One of the most important concepts in legal and ethical discussions of autonomy is what came to be known in the twentieth century as informed consent: the idea that an individual consenting to a proposed course of action must have all the information necessary to make a decision and, as much as possible, be able to understand that information. In the field of bioethics, for instance, the doctrine of informed consent means that it is not enough for doctors to be well-informed in their medical decisions, as was the case in the nineteenth century and through much of the twentieth; the patient must also be told, and made to understand, the medical consequences of a proposed course of action and any alternatives that may exist. This concept illustrates the difference between autonomy and freedom. Without informed consent, patients are free to choose whether to follow a doctor’s recommendations, but they are forced to delegate the true decision-making to the doctor.

While bioethics has been the most direct in addressing the importance of informed consent to an individual’s autonomy, similar discussions occur in business ethics, environmental ethics, sexual ethics, and all areas of political philosophy. For instance, contract law typically requires only that each party agree to the contract’s terms at the time of the contract and that they have the capacity to do so, meaning they are not minors, intoxicated, or legally incompetent. An ethicist might argue in favor of both parties further being informed about all the ramifications of the contract they are to agree to—and indeed, in many legal systems, if one party deliberately conceals such ramifications from the other, it may be a case of misrepresentation or fraud.
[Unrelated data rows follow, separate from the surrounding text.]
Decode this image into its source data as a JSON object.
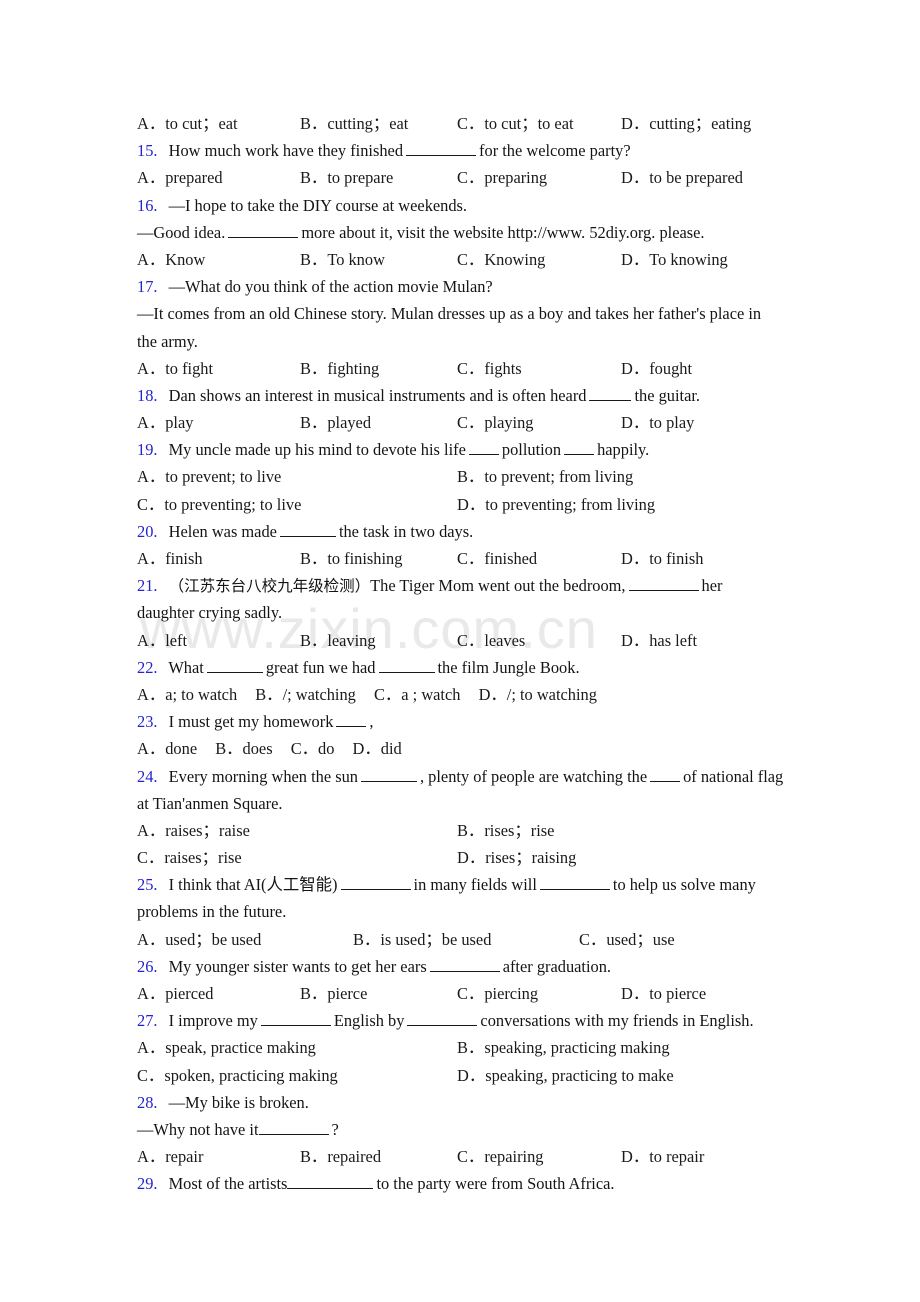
{
  "document": {
    "kind": "english-grammar-worksheet",
    "watermark": "www.zixin.com.cn",
    "number_color": "#2424cf",
    "text_color": "#141414"
  },
  "items": [
    {
      "id": "q14-options",
      "type": "options",
      "columns": 4,
      "options": [
        "A．to cut；eat",
        "B．cutting；eat",
        "C．to cut；to eat",
        "D．cutting；eating"
      ]
    },
    {
      "id": "q15",
      "number": "15.",
      "stem_before": "How much work have they finished",
      "stem_after": "for the welcome party?"
    },
    {
      "id": "q15-options",
      "type": "options",
      "columns": 4,
      "options": [
        "A．prepared",
        "B．to prepare",
        "C．preparing",
        "D．to be prepared"
      ]
    },
    {
      "id": "q16",
      "number": "16.",
      "stem_before": "—I hope to take the DIY course at weekends.",
      "stem_after": ""
    },
    {
      "id": "q16-line2",
      "type": "continuation",
      "before": "—Good idea.",
      "after": "more about it, visit the website http://www. 52diy.org. please."
    },
    {
      "id": "q16-options",
      "type": "options",
      "columns": 4,
      "options": [
        "A．Know",
        "B．To know",
        "C．Knowing",
        "D．To knowing"
      ]
    },
    {
      "id": "q17",
      "number": "17.",
      "stem_before": "—What do you think of the action movie Mulan?",
      "stem_after": ""
    },
    {
      "id": "q17-line2",
      "type": "paragraph",
      "text": "—It comes from an old Chinese story. Mulan dresses up as a boy and takes her father's place in the army."
    },
    {
      "id": "q17-options",
      "type": "options",
      "columns": 4,
      "options": [
        "A．to fight",
        "B．fighting",
        "C．fights",
        "D．fought"
      ]
    },
    {
      "id": "q18",
      "number": "18.",
      "stem_before": "Dan shows an interest in musical instruments and is often heard",
      "stem_after": "the guitar."
    },
    {
      "id": "q18-options",
      "type": "options",
      "columns": 4,
      "options": [
        "A．play",
        "B．played",
        "C．playing",
        "D．to play"
      ]
    },
    {
      "id": "q19",
      "number": "19.",
      "stem_before": "My uncle made up his mind to devote his life",
      "stem_mid": "pollution",
      "stem_after": "happily."
    },
    {
      "id": "q19-options",
      "type": "options",
      "columns": 2,
      "options": [
        "A．to prevent; to live",
        "B．to prevent; from living",
        "C．to preventing; to live",
        "D．to preventing; from living"
      ]
    },
    {
      "id": "q20",
      "number": "20.",
      "stem_before": "Helen was made",
      "stem_after": "the task in two days."
    },
    {
      "id": "q20-options",
      "type": "options",
      "columns": 4,
      "options": [
        "A．finish",
        "B．to finishing",
        "C．finished",
        "D．to finish"
      ]
    },
    {
      "id": "q21",
      "number": "21.",
      "source_tag": "（江苏东台八校九年级检测）",
      "stem_before": "The Tiger Mom went out the bedroom,",
      "stem_after": "her",
      "stem_line2": "daughter crying sadly."
    },
    {
      "id": "q21-options",
      "type": "options",
      "columns": 4,
      "options": [
        "A．left",
        "B．leaving",
        "C．leaves",
        "D．has left"
      ]
    },
    {
      "id": "q22",
      "number": "22.",
      "stem_before": "What",
      "stem_mid": "great fun we had",
      "stem_after": "the film Jungle Book."
    },
    {
      "id": "q22-options",
      "type": "options",
      "columns": "inline",
      "options": [
        "A．a; to watch",
        "B．/; watching",
        "C．a ; watch",
        "D．/; to watching"
      ]
    },
    {
      "id": "q23",
      "number": "23.",
      "stem_before": "I must get my homework",
      "stem_after": ","
    },
    {
      "id": "q23-options",
      "type": "options",
      "columns": "inline",
      "options": [
        "A．done",
        "B．does",
        "C．do",
        "D．did"
      ]
    },
    {
      "id": "q24",
      "number": "24.",
      "stem_before": "Every morning when the sun",
      "stem_mid": ", plenty of people are watching the",
      "stem_after": "of national flag",
      "stem_line2": "at Tian'anmen Square."
    },
    {
      "id": "q24-options",
      "type": "options",
      "columns": 2,
      "options": [
        "A．raises；raise",
        "B．rises；rise",
        "C．raises；rise",
        "D．rises；raising"
      ]
    },
    {
      "id": "q25",
      "number": "25.",
      "stem_before": "I think that AI(人工智能)",
      "stem_mid": "in many fields will",
      "stem_after": "to help us solve many",
      "stem_line2": "problems in the future."
    },
    {
      "id": "q25-options",
      "type": "options",
      "columns": 3,
      "options": [
        "A．used；be used",
        "B．is used；be used",
        "C．used；use"
      ]
    },
    {
      "id": "q26",
      "number": "26.",
      "stem_before": "My younger sister wants to get her ears",
      "stem_after": "after graduation."
    },
    {
      "id": "q26-options",
      "type": "options",
      "columns": 4,
      "options": [
        "A．pierced",
        "B．pierce",
        "C．piercing",
        "D．to pierce"
      ]
    },
    {
      "id": "q27",
      "number": "27.",
      "stem_before": "I improve my",
      "stem_mid": "English by",
      "stem_after": "conversations with my friends in English."
    },
    {
      "id": "q27-options",
      "type": "options",
      "columns": 2,
      "options": [
        "A．speak, practice making",
        "B．speaking, practicing making",
        "C．spoken, practicing making",
        "D．speaking, practicing to make"
      ]
    },
    {
      "id": "q28",
      "number": "28.",
      "stem_before": "—My bike is broken.",
      "stem_after": ""
    },
    {
      "id": "q28-line2",
      "type": "continuation",
      "before": "—Why not have it",
      "after": "?"
    },
    {
      "id": "q28-options",
      "type": "options",
      "columns": 4,
      "options": [
        "A．repair",
        "B．repaired",
        "C．repairing",
        "D．to repair"
      ]
    },
    {
      "id": "q29",
      "number": "29.",
      "stem_before": "Most of the artists",
      "stem_after": "to the party were from South Africa."
    }
  ]
}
One of the criticisms of autonomy as it is constructed by most moral and political philosophers is its implicit treatment of identity as either belonging wholly to the individual or being inappropriately influenced by outside forces. This either ignores or vilifies the role played in the formation of an individual’s identity by their deeper connections with race, gender, ethnicity, religion, sexual orientation, and other groups beyond themselves. Since the late twentieth century, philosophers such as Will Kymlicka, Kwame Anthony Appiah, and Amy Gutman have offered models in which self-reflection and self-endorsement do not deny the role played by such externally constructed identities.
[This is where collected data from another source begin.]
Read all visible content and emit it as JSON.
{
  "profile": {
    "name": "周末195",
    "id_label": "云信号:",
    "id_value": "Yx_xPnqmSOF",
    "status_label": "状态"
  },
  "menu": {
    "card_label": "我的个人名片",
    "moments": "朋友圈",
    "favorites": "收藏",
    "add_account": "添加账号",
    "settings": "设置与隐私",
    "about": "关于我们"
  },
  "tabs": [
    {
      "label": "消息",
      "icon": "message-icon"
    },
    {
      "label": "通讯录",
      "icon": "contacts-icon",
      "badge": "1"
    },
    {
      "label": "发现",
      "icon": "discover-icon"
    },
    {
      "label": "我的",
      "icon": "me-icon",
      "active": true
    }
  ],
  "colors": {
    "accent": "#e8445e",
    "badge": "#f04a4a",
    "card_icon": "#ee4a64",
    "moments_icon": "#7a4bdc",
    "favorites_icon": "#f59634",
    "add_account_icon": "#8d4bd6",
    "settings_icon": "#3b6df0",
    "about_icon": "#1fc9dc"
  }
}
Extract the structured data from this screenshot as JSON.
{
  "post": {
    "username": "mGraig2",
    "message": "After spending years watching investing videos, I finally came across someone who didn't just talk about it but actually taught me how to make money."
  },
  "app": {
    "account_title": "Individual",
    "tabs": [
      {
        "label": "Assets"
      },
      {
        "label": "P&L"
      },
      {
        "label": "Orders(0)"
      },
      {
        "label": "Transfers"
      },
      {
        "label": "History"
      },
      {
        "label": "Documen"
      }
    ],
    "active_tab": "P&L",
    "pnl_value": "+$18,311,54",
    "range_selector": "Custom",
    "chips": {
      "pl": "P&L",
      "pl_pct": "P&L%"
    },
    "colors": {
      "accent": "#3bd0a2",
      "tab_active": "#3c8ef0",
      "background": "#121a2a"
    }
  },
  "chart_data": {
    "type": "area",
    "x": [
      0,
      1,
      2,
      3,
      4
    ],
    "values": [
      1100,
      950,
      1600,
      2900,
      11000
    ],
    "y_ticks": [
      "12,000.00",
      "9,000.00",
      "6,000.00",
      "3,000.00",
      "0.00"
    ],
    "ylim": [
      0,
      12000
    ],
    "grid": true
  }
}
Moral philosophers (at least those who find this distinction meaningful) stress autonomy as one aspect of what appears to make humans unique. Few animals demonstrate the capacity for self-reflection, self-appraisal, and self-endorsement that is required for autonomous decision-making. Of the overwhelming majority of species, it can comfortably be said that they are not autonomous, by human measure; for the small remainder, humanity’s inability to communicate with animals that might be intelligent has been a barrier in definitively establishing the motivations behind many of their actions. Given recent advances in avian, cetacean, and cephalopod research, these and other questions of consciousness may need to be reexamined from a perspective that is not limited to human minds.

Bibliography

Appiah, Kwame Anthony. The Ethics of Identity. 2005. Princeton University Press, 2007.
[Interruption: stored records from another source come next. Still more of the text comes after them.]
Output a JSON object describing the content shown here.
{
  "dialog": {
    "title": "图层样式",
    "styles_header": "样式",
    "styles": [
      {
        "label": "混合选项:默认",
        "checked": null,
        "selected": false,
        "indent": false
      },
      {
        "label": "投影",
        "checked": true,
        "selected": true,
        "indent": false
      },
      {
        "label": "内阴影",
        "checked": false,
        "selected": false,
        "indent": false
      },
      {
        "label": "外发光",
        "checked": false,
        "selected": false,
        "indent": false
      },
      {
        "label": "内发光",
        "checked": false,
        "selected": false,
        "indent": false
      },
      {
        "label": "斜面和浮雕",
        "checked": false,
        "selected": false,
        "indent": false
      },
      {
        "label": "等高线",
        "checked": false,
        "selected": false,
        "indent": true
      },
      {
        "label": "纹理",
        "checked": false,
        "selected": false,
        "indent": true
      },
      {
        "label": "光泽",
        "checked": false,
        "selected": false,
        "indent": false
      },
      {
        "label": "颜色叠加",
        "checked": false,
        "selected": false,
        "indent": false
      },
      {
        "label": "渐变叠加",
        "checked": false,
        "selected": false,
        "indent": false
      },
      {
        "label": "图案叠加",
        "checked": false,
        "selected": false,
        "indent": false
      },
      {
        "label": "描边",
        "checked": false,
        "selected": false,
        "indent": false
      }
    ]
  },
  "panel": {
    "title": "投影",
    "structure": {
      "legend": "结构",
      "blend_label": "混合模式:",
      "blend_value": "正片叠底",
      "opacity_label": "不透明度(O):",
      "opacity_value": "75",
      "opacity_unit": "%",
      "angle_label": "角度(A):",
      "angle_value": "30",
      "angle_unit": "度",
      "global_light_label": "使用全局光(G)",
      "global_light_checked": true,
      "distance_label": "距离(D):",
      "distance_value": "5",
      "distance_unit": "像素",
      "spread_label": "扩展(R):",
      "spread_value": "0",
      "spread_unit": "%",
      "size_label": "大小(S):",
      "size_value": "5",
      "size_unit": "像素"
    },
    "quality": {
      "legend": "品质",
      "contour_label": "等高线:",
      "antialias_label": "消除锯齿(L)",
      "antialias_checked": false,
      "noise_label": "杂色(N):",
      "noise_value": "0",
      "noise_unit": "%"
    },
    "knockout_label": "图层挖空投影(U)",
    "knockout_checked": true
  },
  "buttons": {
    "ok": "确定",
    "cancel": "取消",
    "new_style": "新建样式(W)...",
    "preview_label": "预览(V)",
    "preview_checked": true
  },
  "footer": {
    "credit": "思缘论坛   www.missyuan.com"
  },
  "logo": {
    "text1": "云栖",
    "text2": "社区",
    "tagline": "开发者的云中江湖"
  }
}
Gutman, Amy. "Communitarian Critics of Liberalism." Philosophy & Public Affairs, vol. 14, no. 3, 1985, pp. 308–22.

Kymlicka, Will. Liberalism, Community, and Culture. Oxford University Press, 1991.

Mindell, David A. Our Robots, Ourselves: Robotics and the Myths of Autonomy. Viking, 2015.

Sensen, Oliver, editor. Kant on Moral Autonomy. Cambridge University Press, 2013.

Sneddon, Andrew. Autonomy. Bloomsbury Academic, 2013.

Stern, Robert. Understanding Moral Obligation: Kant, Hegel, Kierkegaard. Cambridge University Press, 2012.

Taylor, James Stacey. "Autonomy." Britannica, 20 June 2017, www.britannica.com/topic/autonomy. Accessed 2 Dec. 2024.

Taylor, James Stacey, editor. Personal Autonomy: New Essays on Personal Autonomy and Its Role in Contemporary Moral Philosophy. Cambridge University Press, 2005.

Ward, Keith. Morality, Autonomy, and God. Oneworld Publications, 2013.